Sono state identificate 12 principali cluster di cellule, tra cui tre tipi di cellule epiteliali, cellule linfatiche e vascolari, linfociti B e T natural killer (NK), cellule mieloidi, adipociti e fibroblasti. Un risultato stupefacente emerso dalla ricerca è che il 17% delle cellule presenti nel tessuto mammario sano è di tipo immunitario. Inoltre, i ricercatori hanno notato una significativa presenza di cellule perivascolari (7,4%), comprese i periciti, che svolgono una funzione contrattile e regolano il flusso di sangue dai capillari ai tessuti, e le cellule muscolari lisce dei vasi, che regolano la contrazione delle arterie. L’anatomia e l’istopatologia del seno umano sono state oggetto di studio per molti decenni, fornendo approfondimenti sullo sviluppo, l’allattamento e le malattie associate. Più recentemente, i tessuti mammari normali sono stati analizzati utilizzando metodi molecolari e genomici, concentrandosi principalmente sulle cellule epiteliali. Tuttavia, fino ad oggi, è mancata un’analisi completa e imparziale di tutti i tipi di cellule e dei loro sottotipi biologici.
Nel contesto del progetto Human Breast Cell Atlas (HBCA), è stato condotto uno studio mirato a creare un riferimento completo dei tipi di cellule e degli stati cellulari presenti nei tessuti del seno umano adulto, utilizzando tecniche genomiche a singola cellula e spaziali, che ha permesso di esaminare l’RNA e la composizione proteica dei campioni, permettendo di capire dove risiedono i diversi tipi di cellule. Sono state identificati oltre 60 stati cellulari biologici. Questi tipi e stati cellulari sono organizzati in quattro principali aree della mammella: duttale, lobulare, adiposa e connettivale.

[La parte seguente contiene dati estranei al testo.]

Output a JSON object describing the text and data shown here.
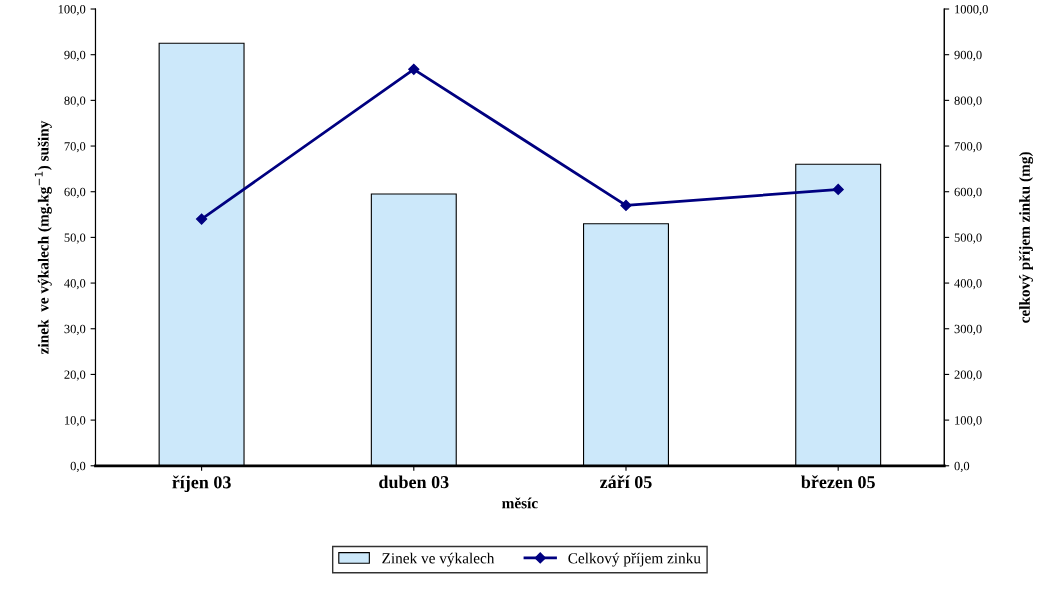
{
  "chart_data": {
    "type": "bar",
    "xlabel": "měsíc",
    "ylabel": "zinek  ve výkalech (mg.kg$^{−1}$) sušiny",
    "y2label": "celkový příjem zinku (mg)",
    "categories": [
      "říjen 03",
      "duben 03",
      "září 05",
      "březen 05"
    ],
    "series": [
      {
        "name": "Zinek ve výkalech",
        "color": "#cce8fa",
        "values": [
          92.5,
          59.5,
          53.0,
          66.0
        ]
      },
      {
        "name": "Celkový příjem zinku",
        "type": "line",
        "axis": "y2",
        "color": "#000080",
        "marker": "diamond",
        "values": [
          540,
          868,
          570,
          605
        ]
      }
    ],
    "ylim": [
      0,
      100
    ],
    "yticks": [
      {
        "value": 0,
        "label": "0,0"
      },
      {
        "value": 10,
        "label": "10,0"
      },
      {
        "value": 20,
        "label": "20,0"
      },
      {
        "value": 30,
        "label": "30,0"
      },
      {
        "value": 40,
        "label": "40,0"
      },
      {
        "value": 50,
        "label": "50,0"
      },
      {
        "value": 60,
        "label": "60,0"
      },
      {
        "value": 70,
        "label": "70,0"
      },
      {
        "value": 80,
        "label": "80,0"
      },
      {
        "value": 90,
        "label": "90,0"
      },
      {
        "value": 100,
        "label": "100,0"
      }
    ],
    "y2lim": [
      0,
      1000
    ],
    "y2ticks": [
      {
        "value": 0,
        "label": "0,0"
      },
      {
        "value": 100,
        "label": "100,0"
      },
      {
        "value": 200,
        "label": "200,0"
      },
      {
        "value": 300,
        "label": "300,0"
      },
      {
        "value": 400,
        "label": "400,0"
      },
      {
        "value": 500,
        "label": "500,0"
      },
      {
        "value": 600,
        "label": "600,0"
      },
      {
        "value": 700,
        "label": "700,0"
      },
      {
        "value": 800,
        "label": "800,0"
      },
      {
        "value": 900,
        "label": "900,0"
      },
      {
        "value": 1000,
        "label": "1000,0"
      }
    ],
    "grid": false,
    "legend": "bottom"
  }
}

L’analisi condotta ha rivelato la presenza di numerose popolazioni di periciti, cellule endoteliali e cellule immunitarie nel seno normale, nonché una notevole diversità di stati cellulari epiteliali luminali. È stato scoperto un ecosistema ricco di cellule immunitarie residenti nei dotti e nei lobuli, oltre a evidenziare differenze distinte negli stati cellulari epiteliali tra le regioni duttali che trasportano il latte e le lobulari, produttrici di latte. Un dato importante emerso è che le donne afroamericane vengono colpite da sottotipi aggressivi di carcinoma mammario, come il triplo negativo e il carcinoma mammario infiammatorio. Studio futuri potrebbero evidenziare potenziali marcatori utili per predire l’eventuale insorgenza di una neoplasia. L’insieme di questi dati fornisce un punto di riferimento senza precedenti per lo studio della biologia mammaria e delle condizioni patologiche. Tutti i dati a livello di singola cellula e spaziali, ottenuti da questo progetto, sono accessibili tramite i portali di dati appositamente creati in modalità open access. Inoltre, sono stati sviluppati protocolli ottimizzati per la dissociazione dei tessuti e codici di analisi dei dati che possono essere scaricati gratuitamente.

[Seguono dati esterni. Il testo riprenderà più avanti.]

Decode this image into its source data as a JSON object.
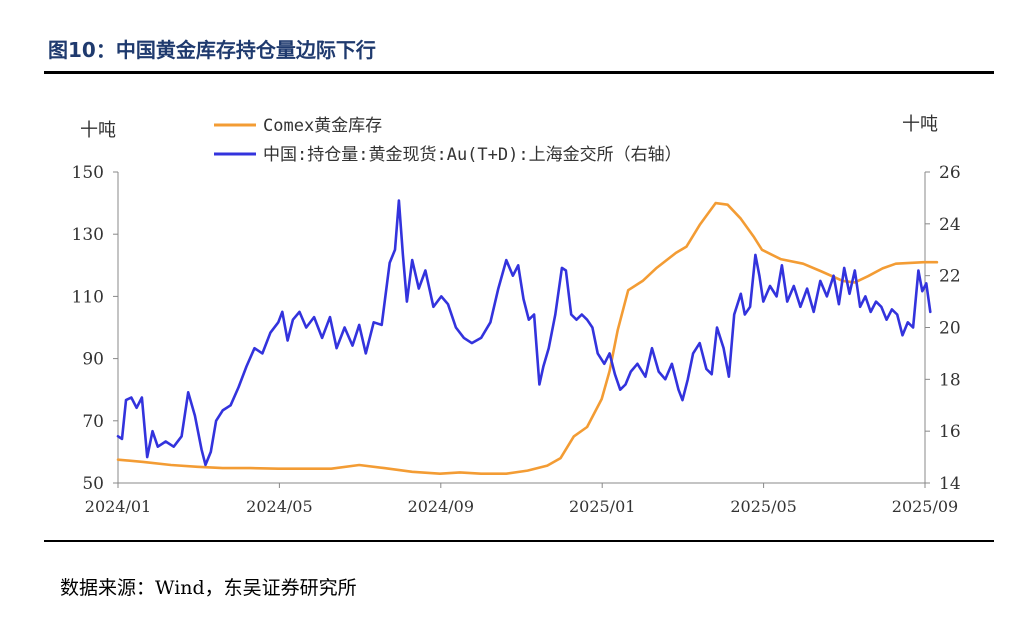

La ricerca HBCA (Human Breast Cell Atlas) fa parte di un progetto più ampio: Human Cell Atlas (HCA), finanziato da Chan-Zuckerberg, il National Cancer Institute. Oltre al progetto HBCA, sono in corso numerosi altri progetti che si concentrano sull’atlante del seno umano, ognuno dei quali si concentra su diverse aree di ricerca. I ricercatori coinvolti in questi progetti sono fieri di contribuire a questa iniziativa che mira a migliorare la comprensione delle cellule umane e delle loro interazioni in diversi contesti. L’obiettivo dell’HCA è quello di creare una mappa completa di tutte le cellule umane, consentendo una migliore comprensione della biologia cellulare, aprendo nuove opportunità per la diagnosi, la prevenzione e il trattamento di malattie.
Secondo gli autori, è necessario condurre ulteriori studi per ampliare le conoscenze e poter predire il rischio di sviluppare neoplasie mammarie.